John lived for many years in the False Creek Housing Cooperative on the south shore of False Creek in Vancouver. I lived there as well with my family in the mid-1990s and for a decade or so we were neighbours as well as friends. John was a true pillar both of the cooperative and of the broader community. He had a fierce commitment to local democracy and played a longstanding role as a delegate to the False Creek South Neighbourhood Association. As Vancouver City Council member Geoff Meggs wrote in a blog tribute to John, these Neighbourhood Association meetings “were distinguished by John’s distinctive leadership style… based on absolute confidence in the ability of a community to prosper if it focuses on co-operation and inclusion. It was coupled with a steely determination to ensure that city leaders, from elected officials down to the front-line staff, responded to community needs.”

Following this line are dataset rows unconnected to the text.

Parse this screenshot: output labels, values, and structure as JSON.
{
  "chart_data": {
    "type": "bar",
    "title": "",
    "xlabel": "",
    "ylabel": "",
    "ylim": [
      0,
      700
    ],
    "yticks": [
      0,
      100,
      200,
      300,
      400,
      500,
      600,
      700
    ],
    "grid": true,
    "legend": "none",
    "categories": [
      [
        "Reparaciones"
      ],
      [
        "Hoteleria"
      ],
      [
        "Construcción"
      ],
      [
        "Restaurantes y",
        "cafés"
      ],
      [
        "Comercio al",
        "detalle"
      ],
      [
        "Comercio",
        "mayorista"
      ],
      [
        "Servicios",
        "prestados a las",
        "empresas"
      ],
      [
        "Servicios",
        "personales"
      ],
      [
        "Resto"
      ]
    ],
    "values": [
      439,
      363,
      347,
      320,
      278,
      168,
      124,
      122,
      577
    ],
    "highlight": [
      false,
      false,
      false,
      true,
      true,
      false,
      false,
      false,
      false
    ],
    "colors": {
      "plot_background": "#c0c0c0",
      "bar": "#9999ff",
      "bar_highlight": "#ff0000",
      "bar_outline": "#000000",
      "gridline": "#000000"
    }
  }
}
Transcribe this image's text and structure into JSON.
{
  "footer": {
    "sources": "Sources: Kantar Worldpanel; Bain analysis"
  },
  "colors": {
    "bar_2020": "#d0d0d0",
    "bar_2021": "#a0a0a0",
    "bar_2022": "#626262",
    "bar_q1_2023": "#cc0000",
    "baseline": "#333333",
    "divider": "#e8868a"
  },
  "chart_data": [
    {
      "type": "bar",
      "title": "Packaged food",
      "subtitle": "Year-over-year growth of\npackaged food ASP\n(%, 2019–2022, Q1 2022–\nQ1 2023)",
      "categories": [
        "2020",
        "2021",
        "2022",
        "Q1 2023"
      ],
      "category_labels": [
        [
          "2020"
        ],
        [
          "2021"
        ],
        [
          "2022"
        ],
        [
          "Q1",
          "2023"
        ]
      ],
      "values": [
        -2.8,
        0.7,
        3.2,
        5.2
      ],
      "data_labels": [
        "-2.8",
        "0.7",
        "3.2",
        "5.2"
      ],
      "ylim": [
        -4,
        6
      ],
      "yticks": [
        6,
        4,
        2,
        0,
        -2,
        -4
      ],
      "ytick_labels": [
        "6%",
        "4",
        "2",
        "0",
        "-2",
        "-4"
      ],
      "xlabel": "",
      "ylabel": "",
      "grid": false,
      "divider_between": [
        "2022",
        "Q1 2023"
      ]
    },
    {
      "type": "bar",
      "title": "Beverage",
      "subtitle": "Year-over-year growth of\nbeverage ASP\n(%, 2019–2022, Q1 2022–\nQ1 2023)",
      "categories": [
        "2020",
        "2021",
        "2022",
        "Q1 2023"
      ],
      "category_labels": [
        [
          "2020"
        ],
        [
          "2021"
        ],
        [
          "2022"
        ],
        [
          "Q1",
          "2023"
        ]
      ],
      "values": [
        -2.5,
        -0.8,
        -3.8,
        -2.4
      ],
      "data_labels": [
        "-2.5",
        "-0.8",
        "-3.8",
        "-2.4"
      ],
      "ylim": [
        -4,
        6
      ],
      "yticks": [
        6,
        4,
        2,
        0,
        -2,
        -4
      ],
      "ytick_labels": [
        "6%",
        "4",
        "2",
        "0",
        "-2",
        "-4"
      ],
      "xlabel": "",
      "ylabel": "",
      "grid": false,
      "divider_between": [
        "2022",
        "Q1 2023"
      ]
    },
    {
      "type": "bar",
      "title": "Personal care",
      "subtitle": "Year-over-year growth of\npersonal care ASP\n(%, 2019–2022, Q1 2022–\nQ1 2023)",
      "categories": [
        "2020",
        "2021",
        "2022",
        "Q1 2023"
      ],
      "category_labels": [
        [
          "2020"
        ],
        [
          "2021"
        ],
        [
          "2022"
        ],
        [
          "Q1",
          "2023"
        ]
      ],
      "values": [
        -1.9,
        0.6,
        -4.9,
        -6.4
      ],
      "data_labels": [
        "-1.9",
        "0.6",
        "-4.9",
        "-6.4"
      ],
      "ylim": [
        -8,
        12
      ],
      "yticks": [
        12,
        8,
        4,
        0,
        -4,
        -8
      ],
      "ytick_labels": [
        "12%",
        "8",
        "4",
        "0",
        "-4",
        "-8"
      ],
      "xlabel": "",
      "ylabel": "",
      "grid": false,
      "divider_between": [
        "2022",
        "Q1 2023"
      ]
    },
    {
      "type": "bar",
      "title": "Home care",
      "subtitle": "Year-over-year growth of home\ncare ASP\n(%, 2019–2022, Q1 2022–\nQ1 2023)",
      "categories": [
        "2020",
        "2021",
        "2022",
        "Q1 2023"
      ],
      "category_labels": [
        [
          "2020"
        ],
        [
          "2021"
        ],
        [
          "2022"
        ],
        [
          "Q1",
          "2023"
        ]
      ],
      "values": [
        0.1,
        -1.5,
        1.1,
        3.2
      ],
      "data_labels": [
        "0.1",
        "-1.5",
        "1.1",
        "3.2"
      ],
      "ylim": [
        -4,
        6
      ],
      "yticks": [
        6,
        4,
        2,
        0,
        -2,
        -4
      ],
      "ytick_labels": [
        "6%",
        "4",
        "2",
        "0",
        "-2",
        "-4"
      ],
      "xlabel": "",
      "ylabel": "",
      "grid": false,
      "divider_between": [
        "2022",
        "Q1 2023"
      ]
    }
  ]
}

John taught community economic development for ten years to Aboriginal students at the post-secondary level. He conducted courses and workshops with a number of nations including: Stl’atl’imx, Saanich, Blood Tribe in Alberta, and the Northern Tutchone in Yukon. He wrote several course curricula, pioneered simulation techniques, and worked on computer-based education design. He designed and taught Aboriginal Negotiation Skills and Strategies, Indigenous Government Administration and Aboriginal Human Resource courses.

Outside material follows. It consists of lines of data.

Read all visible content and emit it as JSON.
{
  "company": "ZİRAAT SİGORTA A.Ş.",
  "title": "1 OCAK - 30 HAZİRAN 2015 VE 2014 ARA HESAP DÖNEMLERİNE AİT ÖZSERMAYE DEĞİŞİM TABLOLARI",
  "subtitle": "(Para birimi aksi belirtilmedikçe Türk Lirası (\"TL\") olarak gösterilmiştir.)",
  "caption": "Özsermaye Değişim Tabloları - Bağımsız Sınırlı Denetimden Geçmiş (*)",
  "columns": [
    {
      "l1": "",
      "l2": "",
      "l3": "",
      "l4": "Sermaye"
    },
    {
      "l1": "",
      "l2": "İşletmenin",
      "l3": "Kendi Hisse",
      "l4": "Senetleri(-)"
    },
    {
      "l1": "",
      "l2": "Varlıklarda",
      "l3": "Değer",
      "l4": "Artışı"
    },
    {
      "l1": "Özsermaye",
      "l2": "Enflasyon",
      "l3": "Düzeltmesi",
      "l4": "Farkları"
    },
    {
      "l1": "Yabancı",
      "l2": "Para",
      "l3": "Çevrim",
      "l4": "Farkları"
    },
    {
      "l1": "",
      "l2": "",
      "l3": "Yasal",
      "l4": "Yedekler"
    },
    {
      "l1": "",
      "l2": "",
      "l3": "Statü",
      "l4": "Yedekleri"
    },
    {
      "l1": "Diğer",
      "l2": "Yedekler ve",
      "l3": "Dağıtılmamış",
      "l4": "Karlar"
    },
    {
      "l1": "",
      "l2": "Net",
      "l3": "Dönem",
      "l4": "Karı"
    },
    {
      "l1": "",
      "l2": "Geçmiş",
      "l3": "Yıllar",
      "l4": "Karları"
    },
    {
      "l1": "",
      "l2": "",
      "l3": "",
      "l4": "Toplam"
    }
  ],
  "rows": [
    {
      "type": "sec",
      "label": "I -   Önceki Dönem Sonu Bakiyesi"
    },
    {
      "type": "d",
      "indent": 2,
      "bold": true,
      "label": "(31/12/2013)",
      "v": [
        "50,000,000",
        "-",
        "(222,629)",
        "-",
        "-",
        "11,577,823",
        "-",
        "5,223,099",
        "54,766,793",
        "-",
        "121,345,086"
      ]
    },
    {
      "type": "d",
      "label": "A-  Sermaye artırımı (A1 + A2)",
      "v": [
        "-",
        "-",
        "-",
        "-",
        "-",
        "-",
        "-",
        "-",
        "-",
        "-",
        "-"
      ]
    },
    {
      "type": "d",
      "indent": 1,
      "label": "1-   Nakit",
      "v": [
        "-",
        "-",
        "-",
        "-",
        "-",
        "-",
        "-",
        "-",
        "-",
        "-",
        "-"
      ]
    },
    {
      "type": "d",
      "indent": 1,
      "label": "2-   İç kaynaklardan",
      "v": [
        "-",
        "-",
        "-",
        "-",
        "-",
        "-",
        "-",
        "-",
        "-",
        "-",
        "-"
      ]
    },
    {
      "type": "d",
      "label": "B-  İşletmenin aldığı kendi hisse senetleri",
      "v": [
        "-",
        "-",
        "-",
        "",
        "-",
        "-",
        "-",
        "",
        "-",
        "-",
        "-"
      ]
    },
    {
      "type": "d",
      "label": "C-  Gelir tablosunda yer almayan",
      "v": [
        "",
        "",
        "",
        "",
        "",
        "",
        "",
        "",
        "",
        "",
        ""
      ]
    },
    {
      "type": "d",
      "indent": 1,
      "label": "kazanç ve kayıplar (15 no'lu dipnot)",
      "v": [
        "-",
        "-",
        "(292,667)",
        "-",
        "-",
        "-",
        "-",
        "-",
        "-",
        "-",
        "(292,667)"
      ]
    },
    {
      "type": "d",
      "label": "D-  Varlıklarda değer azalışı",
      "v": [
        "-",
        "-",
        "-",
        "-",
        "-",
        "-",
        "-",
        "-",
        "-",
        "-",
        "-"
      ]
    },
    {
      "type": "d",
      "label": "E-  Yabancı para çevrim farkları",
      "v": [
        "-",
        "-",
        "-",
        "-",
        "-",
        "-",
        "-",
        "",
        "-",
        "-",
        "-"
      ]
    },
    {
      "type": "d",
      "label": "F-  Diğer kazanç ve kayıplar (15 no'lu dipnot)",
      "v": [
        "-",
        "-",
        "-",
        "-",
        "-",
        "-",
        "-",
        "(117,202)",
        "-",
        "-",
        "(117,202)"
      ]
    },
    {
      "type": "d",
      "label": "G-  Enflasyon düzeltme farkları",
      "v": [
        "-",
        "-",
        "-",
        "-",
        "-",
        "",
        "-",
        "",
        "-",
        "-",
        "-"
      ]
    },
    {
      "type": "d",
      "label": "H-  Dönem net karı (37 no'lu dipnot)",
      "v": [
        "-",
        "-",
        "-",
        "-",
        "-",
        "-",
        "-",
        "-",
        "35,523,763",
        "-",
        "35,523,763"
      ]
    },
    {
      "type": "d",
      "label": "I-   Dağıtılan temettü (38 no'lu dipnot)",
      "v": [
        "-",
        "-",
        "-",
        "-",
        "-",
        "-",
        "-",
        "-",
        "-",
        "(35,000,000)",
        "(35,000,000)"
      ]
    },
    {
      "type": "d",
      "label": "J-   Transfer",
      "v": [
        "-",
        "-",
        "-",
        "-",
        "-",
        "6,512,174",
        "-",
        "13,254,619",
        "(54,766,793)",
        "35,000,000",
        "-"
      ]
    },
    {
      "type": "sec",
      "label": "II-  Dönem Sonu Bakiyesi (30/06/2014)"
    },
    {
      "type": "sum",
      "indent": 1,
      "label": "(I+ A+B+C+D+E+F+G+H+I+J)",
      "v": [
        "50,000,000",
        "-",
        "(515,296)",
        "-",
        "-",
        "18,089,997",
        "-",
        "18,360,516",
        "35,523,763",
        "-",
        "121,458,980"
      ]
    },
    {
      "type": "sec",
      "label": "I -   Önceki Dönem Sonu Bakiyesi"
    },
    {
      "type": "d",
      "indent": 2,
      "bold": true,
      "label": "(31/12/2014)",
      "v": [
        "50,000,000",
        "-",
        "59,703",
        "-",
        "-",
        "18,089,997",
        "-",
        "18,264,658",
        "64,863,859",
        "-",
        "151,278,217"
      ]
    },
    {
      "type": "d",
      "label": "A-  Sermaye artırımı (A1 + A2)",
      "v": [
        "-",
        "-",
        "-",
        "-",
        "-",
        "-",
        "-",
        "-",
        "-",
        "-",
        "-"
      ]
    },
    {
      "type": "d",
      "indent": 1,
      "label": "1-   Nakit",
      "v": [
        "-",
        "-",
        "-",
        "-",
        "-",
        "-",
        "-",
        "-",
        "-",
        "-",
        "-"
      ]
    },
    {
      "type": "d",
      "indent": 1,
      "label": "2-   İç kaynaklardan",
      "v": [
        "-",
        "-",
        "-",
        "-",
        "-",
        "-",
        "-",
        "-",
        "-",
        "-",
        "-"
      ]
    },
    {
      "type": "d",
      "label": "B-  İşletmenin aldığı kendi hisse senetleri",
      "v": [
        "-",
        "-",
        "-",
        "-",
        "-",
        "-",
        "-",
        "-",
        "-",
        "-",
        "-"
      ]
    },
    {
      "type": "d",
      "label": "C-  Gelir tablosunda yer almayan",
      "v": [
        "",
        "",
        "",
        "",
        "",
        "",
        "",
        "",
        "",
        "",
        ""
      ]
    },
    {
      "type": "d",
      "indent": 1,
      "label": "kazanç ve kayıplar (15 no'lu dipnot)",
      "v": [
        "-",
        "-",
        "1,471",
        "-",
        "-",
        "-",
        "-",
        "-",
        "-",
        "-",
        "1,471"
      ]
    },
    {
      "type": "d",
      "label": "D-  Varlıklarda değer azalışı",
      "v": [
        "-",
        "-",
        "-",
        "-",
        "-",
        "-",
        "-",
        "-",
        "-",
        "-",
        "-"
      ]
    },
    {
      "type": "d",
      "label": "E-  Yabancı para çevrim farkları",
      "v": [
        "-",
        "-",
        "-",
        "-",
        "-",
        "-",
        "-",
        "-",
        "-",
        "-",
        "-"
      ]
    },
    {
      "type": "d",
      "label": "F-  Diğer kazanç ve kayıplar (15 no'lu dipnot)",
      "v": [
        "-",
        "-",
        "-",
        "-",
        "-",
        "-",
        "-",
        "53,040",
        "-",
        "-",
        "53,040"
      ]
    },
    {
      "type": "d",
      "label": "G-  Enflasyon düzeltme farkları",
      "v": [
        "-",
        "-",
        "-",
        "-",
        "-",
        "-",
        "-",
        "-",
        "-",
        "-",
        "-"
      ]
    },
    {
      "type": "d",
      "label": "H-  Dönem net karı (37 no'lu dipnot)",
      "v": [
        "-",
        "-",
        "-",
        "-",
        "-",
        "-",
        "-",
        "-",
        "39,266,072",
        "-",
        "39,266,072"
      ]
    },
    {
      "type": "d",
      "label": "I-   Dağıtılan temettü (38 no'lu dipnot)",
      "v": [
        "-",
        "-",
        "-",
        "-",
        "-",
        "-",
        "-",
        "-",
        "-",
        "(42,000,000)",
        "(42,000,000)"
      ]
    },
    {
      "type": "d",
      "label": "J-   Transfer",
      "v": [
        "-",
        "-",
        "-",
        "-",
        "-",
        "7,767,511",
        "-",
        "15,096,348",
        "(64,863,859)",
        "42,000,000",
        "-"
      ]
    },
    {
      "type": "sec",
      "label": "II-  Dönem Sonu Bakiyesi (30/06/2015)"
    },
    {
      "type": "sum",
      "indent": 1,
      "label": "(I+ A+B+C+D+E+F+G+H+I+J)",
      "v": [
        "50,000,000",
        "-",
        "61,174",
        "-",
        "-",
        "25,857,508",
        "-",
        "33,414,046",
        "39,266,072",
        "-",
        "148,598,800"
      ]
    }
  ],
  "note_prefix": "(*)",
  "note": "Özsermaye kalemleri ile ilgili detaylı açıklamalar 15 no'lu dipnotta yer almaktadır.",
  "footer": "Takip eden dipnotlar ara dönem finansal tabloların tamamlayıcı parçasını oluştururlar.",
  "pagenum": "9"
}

John treasured his opportunity to come alongside First Nations communities. About ten years ago John, then well into his mid-fifties, decided that he wanted to do a Masters degree, and I was honoured when he applied to work with me. John’s Masters thesis, Aboriginal Community Economic Development: Overcoming Barriers to Aboriginal Entrepreneurship, explored how aboriginal communities can foster a supportive climate for aboriginal entrepreneurs and business start-up. The titles of three other publications that John edited during that period further illustrate his interests in aboriginal community economic development: Our Own Vision, Our Own Plan – What six First Nations organizations have accomplished with their own economic development plans; Minding Our Own Businesses – how to create support in First Nations communities for Aboriginal Business; and Rebuilding First Nations – Tools, Traditions and Relationships. All three of these publications are available on the Centre’s web site free of charge and, at John’s insistence, with no rights reserved.
John continued as an Associate with the Centre for Sustainable Community Development after completing his graduate studies. Over the years John researched Aboriginal Housing Authorities as possible models to introduce in B.C., conducted program evaluation for Kw’umut Lelum Child and Family Services, and designed an organizational development assessment tool for Aboriginal non-profits.
John’s passing is a real sadness to the Centre and to me personally. Positive to the end, when John’s doctors said he only had 8 to 12 months left, he told me: “grim news I know, but hey, better than 6 months.” Our heartfelt condolences go out to John’s family and friends. In John’s memory, a scholarship fund is being set up at the Native Education Centre (www.necvancouver.org/) and donations are welcome to Amnesty International (www.amnesty.ca/).